The Financial Conduct Authority did not introduce a risk-based levy in its recent review of how the FSCS is funded, but it has asked advisers to provide more information in their Retail Mediation Activities Returns on the high-risk investments they recommend.

This would allow the FCA to build a more comprehensive understanding of the market and, if need be, introduce risk-based levies in the future.

Mr Neale said the FSCS would continue to "play its part" in the search for a fairer way of sharing the costs of the protection it provides.

He added: "The announcement of our levies is always a reminder of the costs of FSCS protection. But we should not lose sight of the benefits we bring or of the steps we take to manage and minimise those costs."
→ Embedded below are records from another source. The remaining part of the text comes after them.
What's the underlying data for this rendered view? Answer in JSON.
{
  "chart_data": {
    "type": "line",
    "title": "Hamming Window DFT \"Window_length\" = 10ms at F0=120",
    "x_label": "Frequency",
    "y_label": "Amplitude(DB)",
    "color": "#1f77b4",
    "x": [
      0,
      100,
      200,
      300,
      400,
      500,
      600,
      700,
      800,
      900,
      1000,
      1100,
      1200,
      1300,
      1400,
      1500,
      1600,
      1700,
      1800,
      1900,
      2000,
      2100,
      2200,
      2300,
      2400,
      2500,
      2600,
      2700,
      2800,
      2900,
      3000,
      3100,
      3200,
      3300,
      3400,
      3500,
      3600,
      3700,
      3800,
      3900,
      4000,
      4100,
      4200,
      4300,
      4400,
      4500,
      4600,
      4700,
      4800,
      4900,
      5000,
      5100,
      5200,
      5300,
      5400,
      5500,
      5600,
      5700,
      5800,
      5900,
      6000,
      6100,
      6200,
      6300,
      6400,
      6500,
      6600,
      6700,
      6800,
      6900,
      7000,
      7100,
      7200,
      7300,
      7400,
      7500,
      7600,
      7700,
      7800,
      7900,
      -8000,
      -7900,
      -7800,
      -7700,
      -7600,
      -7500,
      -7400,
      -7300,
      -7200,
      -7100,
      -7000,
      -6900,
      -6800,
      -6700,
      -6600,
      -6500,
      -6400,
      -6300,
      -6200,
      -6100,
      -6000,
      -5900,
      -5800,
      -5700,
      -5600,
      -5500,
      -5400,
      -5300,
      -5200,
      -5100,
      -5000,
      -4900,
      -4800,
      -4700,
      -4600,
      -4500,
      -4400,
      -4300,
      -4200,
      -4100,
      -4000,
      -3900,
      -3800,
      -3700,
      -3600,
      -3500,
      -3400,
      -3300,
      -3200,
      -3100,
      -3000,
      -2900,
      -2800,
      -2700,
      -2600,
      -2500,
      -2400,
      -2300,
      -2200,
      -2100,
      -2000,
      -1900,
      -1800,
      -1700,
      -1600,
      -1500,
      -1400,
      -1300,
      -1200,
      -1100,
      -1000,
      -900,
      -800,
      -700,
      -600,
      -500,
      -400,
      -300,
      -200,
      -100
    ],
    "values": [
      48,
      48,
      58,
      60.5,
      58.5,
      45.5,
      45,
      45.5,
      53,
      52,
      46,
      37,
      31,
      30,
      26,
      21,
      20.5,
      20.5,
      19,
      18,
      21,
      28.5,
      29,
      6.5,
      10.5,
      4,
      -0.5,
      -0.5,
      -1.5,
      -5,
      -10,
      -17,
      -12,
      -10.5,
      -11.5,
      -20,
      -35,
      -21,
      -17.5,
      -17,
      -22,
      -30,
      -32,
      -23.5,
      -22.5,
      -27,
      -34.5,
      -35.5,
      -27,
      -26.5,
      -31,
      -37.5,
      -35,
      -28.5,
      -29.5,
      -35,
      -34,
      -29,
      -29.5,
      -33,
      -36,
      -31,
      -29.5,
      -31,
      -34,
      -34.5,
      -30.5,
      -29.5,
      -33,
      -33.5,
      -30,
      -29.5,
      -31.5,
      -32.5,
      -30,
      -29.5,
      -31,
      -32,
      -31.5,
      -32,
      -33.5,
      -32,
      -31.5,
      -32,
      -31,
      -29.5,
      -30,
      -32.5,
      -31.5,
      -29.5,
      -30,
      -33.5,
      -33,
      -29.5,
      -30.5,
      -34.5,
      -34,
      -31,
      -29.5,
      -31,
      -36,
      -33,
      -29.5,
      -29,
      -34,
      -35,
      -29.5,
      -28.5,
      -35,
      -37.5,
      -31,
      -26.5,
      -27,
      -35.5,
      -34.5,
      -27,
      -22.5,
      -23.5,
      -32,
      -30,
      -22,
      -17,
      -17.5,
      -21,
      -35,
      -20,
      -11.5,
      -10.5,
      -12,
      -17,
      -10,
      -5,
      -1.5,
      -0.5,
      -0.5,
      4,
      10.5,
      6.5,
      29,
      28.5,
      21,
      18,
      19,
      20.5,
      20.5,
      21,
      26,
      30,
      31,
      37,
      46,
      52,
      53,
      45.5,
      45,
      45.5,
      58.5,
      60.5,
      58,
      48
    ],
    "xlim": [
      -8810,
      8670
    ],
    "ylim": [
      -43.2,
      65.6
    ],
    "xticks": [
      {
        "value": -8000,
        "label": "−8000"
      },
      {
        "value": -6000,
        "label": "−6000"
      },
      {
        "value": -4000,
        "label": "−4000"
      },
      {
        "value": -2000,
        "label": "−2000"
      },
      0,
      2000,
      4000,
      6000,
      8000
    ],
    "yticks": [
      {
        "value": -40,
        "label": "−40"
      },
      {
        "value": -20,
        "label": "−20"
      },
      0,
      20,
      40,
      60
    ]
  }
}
Among the action taken to mitigate the cost of the FSCS, Mr Neale cited the upcoming sale of a further tranche of the Bradford & Bingley mortgage book which would allow the scheme to pay off the final instalment of the £15.6bn it borrowed from HM Treasury during the financial crisis in 2008.

Mr Neale said: "That means FSCS will have cleared up the legacy of the 2008 failures.

"In the last year, we have also made substantial recoveries from PPI lenders and insolvent estates.

"Thanks to our recoveries, our levies are much lower than they would otherwise be."

He added that the FSCS worked closely with its "regulatory partners" to share intelligence which may help prevent future failure.